Personal information
- Date of birth: 19 July 2005 (age 21)
- Place of birth: Gioia Tauro, Italy

Team information
- Current team: Reggina

Youth career
- 2011–201?: Virtus Gioia
- 201?–2019: Gioiese
- 2019–2023: Reggina
- 2023–2025: Pescara

Senior career*
- Years: Team / Apps / (Gls)
- 2024–2025: Pescara / 0 / (0)
- 2025: → Vibonese (loan) / 14 / (0)
- 2025–: Reggina / 35 / (1)

= Antonio Palumbo (footballer, born 2005) =

Italian footballer

Antonio Palumbo (born 19 July 2005) is an Italian footballer who plays as right winger for Serie D club Reggina.

== Playing career ==
Antonio Palumbo began playing football at a young age in Gioia Tauro, the city where he was born. His early youth career alternated between youth teams like Virtus Gioia and Gioiese. In July 2019, he joined the youth academy of Reggina, where he played for both the U17 and U19 teams. Due to issues within the club, he was forced to leave in September 2023, where he made 29 appearances and scored 5 goals. Shortly before his departure, he scored a decisive goal in the play-outs, helping the youth team remain in Primavera 2.
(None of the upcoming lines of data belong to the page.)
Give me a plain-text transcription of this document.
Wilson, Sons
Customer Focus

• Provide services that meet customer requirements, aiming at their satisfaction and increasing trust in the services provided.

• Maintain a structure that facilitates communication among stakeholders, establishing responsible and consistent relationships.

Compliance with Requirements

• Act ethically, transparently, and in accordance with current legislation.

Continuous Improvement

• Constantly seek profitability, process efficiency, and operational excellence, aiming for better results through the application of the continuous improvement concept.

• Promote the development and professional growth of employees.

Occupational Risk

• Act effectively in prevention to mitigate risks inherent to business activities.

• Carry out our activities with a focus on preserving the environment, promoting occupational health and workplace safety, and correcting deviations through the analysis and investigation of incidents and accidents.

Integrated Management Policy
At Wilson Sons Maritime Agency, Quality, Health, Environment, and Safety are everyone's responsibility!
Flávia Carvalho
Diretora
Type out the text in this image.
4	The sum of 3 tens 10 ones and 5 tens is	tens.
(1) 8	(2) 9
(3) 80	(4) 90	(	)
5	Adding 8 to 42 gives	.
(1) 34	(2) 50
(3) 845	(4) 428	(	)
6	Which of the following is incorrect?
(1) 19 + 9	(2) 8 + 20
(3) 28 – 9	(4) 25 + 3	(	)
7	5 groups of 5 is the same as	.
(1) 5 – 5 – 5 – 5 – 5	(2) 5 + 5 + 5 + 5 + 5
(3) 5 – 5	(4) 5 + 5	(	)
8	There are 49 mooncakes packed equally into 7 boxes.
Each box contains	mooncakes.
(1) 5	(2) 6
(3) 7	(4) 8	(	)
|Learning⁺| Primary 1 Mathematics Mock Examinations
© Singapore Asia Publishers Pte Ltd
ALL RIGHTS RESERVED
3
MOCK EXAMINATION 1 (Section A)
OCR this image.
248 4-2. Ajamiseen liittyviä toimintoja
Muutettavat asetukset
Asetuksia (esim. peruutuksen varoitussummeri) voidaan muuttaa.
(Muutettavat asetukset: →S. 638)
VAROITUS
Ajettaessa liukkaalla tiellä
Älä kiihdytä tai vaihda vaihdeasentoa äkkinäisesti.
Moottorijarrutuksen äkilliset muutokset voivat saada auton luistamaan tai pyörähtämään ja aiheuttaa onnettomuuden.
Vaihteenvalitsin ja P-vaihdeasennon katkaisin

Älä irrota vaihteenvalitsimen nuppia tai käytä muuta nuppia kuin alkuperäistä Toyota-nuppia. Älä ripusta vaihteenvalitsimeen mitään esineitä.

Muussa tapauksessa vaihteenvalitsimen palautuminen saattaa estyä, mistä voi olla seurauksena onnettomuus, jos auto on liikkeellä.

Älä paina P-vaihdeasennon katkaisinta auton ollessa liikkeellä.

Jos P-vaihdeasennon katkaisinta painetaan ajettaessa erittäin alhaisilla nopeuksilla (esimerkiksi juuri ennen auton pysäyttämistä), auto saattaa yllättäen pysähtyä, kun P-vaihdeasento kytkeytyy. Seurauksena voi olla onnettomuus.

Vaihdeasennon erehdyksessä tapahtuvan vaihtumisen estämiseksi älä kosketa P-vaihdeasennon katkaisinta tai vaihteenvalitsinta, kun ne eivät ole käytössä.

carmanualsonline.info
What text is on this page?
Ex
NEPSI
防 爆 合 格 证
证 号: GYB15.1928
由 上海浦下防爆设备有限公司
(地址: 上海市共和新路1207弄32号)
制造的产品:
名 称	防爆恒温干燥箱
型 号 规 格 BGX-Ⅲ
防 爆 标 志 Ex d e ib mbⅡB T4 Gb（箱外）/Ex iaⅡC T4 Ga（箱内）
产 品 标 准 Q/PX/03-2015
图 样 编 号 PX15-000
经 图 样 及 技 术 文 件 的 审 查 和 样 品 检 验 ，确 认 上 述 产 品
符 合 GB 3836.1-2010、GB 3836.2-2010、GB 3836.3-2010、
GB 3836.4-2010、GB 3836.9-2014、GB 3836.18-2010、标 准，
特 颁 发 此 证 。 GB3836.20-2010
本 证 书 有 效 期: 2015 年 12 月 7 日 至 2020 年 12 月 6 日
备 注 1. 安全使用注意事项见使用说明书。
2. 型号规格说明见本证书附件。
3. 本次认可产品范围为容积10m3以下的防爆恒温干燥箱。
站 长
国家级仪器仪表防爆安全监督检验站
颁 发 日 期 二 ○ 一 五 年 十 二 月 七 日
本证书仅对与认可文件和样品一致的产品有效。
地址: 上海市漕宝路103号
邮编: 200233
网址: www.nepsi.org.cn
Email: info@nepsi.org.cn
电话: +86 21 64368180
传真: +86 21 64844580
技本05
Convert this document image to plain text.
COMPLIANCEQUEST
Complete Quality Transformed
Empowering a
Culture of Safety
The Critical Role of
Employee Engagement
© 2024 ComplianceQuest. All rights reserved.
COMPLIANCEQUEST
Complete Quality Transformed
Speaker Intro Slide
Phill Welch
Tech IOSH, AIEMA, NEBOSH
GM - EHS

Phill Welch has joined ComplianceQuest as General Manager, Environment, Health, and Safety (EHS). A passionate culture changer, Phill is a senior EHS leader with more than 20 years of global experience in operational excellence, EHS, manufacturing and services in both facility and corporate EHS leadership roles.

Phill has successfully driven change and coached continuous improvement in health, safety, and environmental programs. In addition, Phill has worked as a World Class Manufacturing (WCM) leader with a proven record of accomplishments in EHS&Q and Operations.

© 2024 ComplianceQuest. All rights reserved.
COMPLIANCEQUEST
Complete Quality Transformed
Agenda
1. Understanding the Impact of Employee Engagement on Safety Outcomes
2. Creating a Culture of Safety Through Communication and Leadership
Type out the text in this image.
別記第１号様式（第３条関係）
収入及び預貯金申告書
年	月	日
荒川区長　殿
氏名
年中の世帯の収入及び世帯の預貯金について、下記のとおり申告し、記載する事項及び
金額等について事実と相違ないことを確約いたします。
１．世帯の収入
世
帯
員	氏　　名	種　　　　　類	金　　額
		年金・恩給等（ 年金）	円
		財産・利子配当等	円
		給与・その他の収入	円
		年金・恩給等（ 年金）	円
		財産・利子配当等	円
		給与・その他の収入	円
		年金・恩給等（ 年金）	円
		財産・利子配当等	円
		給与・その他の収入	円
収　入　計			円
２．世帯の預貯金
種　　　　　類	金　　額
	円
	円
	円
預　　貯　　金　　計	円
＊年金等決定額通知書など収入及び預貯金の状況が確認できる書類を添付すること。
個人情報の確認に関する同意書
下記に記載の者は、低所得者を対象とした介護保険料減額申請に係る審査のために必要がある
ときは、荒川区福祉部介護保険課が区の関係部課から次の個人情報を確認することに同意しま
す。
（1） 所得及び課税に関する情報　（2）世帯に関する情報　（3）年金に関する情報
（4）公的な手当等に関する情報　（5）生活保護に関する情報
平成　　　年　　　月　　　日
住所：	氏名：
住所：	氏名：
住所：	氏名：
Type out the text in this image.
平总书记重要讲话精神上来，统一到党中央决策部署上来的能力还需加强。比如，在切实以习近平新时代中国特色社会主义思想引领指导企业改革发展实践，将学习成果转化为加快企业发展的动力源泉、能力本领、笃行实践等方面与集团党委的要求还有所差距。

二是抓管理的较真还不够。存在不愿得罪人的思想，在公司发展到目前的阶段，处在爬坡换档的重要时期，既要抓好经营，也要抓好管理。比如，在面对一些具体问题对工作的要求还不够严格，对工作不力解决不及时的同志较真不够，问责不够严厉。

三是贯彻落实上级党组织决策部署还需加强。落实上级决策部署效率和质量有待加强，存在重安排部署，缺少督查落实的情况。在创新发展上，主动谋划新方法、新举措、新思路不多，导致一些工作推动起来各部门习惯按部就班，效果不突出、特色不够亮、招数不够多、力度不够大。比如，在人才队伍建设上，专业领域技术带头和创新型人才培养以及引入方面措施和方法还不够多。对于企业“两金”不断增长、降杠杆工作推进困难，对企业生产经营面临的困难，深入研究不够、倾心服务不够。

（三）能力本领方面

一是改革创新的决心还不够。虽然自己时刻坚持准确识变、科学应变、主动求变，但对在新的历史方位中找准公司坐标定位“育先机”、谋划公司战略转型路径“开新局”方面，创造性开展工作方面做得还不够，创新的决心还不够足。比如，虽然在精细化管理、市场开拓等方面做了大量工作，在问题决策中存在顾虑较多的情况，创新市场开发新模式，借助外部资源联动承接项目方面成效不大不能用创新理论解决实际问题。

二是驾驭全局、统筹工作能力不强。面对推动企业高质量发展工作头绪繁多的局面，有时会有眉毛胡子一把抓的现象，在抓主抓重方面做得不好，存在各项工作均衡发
Pescara subsequently signed him to play in Serie C but was later assigned to the U19 squad, where he made 35 appearances and scored 17 goals. He remained there for a season and a half before being loaned to Vibonese, in Serie D, midway through the 2024–25 season. On 15 July 2025, he officially signed with Reggina, in Serie D.